The most unpredictable and non-linear of all these properties is axial tension. You can take a single length of wire 100m long from a drum of exactly the same specification from all the manufacturers of steelcord and cut them all up into 1m lengths. When you test them all, you will find that the axial properties of every piece will be different from every other piece. The variation can be as much as 35%.
It is for this reason that we do not calculate EA in the wire rope calculator; i.e. it is outside CalQlata’s definition of acceptable error margins.

Your customer is very observant in his suggestion that friction is taken into account in our calculation of E in the calculator, albeit not exactly:
a) The formula for E is for the bending plane (normal to the axis of the wire), it does not apply to the tensile modulus used for axial or torsional calculations (see explanation below)
b) The formula used in the calculator for bending stiffness has been established over many years of testing and applies to the cord at (or close to) 50% breaking strain
c) This formula applies to bend radii at or close to minimum bend radius

Whilst the above may not be much comfort, I can recommend a rule of thumb for his calculation, which appears to work at relatively low tensions (note: E for wire rope increases with tension), i.e. less than 50% breaking load:
EA = E.(½A).ρᵖ.Cos(average lay angle)
E = tensile modulus of the material from which the filaments are made
½A = half cross-sectional area of all the filaments (less than half the filaments will generate more than half the resistance at low tensions)
ρᵖ = packing density of the filaments
average lay angle = the average lay angle of all the filaments and the strands in the cord.

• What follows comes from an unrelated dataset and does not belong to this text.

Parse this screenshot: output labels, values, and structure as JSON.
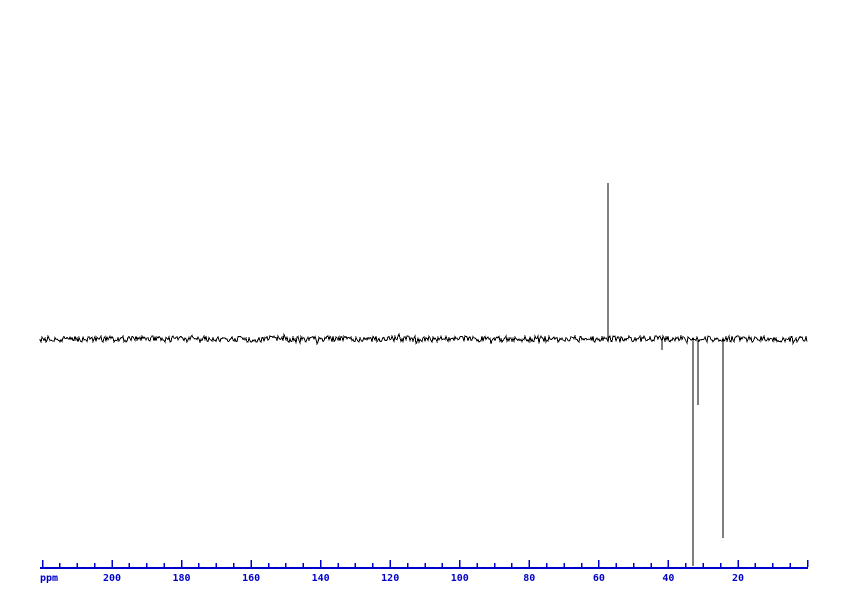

Regular lay 7x7 is approximately 35° (strand angle - filament angle), lang lay will be approximately 55° (strand angle + filament angle)

It has been my experience that EA for most wire ropes (not OTR as this will be noticeably less) will be about 10% that expected for a solid piece of the filament wire material the same diameter of the wire rope. But the above calculation is more accurate. However, your customer’s cable configuration has only one strand and very large filament diameters, so I would expect his EA value to be nearer to 25% than 10%

E for torsional calculation of stiffness will be different for both directions of twist and will vary similarly to the values for E in EA but the angle you use in the calculation will be different.

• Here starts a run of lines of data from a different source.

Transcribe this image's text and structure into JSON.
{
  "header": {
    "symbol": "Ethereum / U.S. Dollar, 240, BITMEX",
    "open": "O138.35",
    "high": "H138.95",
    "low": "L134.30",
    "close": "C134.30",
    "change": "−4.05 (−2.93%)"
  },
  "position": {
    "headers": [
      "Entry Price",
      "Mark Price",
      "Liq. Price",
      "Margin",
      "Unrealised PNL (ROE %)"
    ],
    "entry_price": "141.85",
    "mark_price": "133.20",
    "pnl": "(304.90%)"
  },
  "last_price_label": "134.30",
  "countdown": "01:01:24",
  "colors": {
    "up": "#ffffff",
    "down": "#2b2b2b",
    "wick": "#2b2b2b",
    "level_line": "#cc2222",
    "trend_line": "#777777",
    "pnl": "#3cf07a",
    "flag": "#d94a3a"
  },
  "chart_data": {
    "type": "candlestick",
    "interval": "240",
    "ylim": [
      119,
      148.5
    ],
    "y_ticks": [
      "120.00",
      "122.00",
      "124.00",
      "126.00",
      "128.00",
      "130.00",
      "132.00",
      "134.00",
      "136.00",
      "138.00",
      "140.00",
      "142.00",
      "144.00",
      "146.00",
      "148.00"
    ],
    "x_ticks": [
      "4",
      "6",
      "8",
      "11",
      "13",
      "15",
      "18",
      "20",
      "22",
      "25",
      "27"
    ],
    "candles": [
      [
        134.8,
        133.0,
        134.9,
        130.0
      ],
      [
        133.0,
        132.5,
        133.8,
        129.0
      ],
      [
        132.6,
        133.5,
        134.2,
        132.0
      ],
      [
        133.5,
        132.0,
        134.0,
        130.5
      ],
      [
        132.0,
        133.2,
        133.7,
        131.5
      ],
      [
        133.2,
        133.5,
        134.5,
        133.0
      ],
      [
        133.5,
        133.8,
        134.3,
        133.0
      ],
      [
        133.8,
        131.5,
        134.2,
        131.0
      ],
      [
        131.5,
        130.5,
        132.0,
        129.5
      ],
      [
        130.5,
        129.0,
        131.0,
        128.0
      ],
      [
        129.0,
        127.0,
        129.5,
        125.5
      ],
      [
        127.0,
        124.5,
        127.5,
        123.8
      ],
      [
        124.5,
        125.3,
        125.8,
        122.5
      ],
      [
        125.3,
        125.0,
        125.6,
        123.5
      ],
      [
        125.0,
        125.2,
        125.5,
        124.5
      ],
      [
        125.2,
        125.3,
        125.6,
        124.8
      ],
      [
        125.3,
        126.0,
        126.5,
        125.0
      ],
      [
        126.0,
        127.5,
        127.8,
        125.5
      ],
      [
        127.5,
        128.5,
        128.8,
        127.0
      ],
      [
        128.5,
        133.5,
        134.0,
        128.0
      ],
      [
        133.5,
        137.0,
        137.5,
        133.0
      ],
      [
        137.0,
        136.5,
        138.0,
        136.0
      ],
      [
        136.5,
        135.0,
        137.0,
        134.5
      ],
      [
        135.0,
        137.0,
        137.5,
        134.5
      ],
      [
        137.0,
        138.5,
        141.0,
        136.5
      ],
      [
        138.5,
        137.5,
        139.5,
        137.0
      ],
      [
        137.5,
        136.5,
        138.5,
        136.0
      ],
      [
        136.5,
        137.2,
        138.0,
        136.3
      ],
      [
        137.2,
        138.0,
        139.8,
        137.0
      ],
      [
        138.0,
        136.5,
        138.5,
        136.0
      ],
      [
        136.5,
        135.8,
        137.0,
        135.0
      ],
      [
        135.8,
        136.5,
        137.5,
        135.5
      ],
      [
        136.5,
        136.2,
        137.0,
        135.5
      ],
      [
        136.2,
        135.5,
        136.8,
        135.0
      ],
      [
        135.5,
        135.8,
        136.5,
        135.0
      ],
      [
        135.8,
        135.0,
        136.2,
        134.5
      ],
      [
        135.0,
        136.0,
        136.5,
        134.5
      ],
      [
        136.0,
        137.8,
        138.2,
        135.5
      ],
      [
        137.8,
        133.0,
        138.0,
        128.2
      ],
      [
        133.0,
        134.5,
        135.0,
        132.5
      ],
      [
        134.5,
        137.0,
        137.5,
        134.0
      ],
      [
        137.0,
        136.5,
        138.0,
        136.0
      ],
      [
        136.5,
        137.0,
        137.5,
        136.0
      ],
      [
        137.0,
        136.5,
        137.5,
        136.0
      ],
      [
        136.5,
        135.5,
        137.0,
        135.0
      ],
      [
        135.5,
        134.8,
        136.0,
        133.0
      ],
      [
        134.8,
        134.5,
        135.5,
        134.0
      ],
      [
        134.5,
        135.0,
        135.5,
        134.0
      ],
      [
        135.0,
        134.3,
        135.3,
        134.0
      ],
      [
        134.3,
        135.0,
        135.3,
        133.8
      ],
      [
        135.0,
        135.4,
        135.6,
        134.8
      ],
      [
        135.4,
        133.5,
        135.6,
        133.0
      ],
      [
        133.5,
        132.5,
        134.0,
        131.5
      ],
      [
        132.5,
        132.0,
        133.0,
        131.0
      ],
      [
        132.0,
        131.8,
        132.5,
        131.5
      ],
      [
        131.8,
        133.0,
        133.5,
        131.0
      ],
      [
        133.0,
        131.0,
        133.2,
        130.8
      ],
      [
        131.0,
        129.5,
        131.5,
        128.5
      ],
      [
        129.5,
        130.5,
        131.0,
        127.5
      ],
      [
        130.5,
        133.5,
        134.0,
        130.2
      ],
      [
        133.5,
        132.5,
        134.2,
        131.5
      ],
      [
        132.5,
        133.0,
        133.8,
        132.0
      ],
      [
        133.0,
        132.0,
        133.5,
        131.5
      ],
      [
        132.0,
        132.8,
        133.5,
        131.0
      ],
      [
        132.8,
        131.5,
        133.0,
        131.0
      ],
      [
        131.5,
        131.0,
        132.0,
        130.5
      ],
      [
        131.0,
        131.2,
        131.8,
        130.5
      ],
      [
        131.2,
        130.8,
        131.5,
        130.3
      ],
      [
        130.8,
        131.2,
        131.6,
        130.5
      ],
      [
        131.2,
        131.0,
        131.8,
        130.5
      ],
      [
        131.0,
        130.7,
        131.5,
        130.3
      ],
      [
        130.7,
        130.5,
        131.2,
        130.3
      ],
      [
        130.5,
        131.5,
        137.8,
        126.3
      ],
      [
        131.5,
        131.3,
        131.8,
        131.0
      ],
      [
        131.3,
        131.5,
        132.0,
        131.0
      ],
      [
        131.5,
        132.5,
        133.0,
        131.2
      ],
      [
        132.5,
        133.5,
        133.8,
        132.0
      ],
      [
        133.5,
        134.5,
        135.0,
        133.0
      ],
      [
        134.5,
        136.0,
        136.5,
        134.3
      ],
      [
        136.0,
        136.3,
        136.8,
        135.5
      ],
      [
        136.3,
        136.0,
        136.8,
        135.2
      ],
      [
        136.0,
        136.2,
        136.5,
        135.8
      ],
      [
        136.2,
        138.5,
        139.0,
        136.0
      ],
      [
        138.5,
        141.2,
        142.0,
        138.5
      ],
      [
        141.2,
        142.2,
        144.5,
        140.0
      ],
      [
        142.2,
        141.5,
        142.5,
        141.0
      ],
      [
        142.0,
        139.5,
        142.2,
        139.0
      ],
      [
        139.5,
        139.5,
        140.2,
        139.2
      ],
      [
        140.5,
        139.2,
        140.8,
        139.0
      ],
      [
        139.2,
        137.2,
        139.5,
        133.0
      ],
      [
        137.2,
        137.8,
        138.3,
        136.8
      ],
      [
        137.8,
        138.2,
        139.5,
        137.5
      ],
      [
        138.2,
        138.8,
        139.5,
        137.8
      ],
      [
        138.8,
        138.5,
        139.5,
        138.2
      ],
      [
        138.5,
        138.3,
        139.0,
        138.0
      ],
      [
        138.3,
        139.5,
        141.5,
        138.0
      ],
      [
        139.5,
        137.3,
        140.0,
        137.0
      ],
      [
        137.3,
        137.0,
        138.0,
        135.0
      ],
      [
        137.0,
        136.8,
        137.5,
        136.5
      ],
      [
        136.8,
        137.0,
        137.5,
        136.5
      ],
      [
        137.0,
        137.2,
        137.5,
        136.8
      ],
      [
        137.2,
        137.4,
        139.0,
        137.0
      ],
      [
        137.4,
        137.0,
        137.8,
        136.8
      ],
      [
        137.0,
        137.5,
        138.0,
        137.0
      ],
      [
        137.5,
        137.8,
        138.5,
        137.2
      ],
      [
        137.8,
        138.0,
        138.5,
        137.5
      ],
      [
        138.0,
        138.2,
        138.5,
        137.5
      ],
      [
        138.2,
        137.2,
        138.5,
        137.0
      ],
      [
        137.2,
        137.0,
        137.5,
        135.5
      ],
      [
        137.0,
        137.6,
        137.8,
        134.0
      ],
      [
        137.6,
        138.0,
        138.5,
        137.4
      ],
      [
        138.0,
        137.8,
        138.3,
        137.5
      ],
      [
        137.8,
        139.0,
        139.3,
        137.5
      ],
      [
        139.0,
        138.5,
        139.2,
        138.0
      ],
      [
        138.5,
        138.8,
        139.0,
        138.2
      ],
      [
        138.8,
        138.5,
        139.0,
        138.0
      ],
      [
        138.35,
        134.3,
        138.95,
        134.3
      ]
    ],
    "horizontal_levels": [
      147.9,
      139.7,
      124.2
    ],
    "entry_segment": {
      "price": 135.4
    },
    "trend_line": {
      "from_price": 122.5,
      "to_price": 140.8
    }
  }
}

Moreover, I must admit I have never studied the behaviour of Titanium in wire rope. It has a much lower tensile modulus that steel but if the filaments are kept within their elastic deformation range the calculations should work reasonably well. My only word of caution is that under significant compression (e.g. between two adjacent filaments) the coefficient of friction will be different, resulting in [slightly] higher EI values. I suggest that these should be increased by 5% for titanium over those predicted in the wire rope calculator.

All of that said, your customer has quite rightly pointed out that the technical help web page for this calculator does not make this sufficiently clear.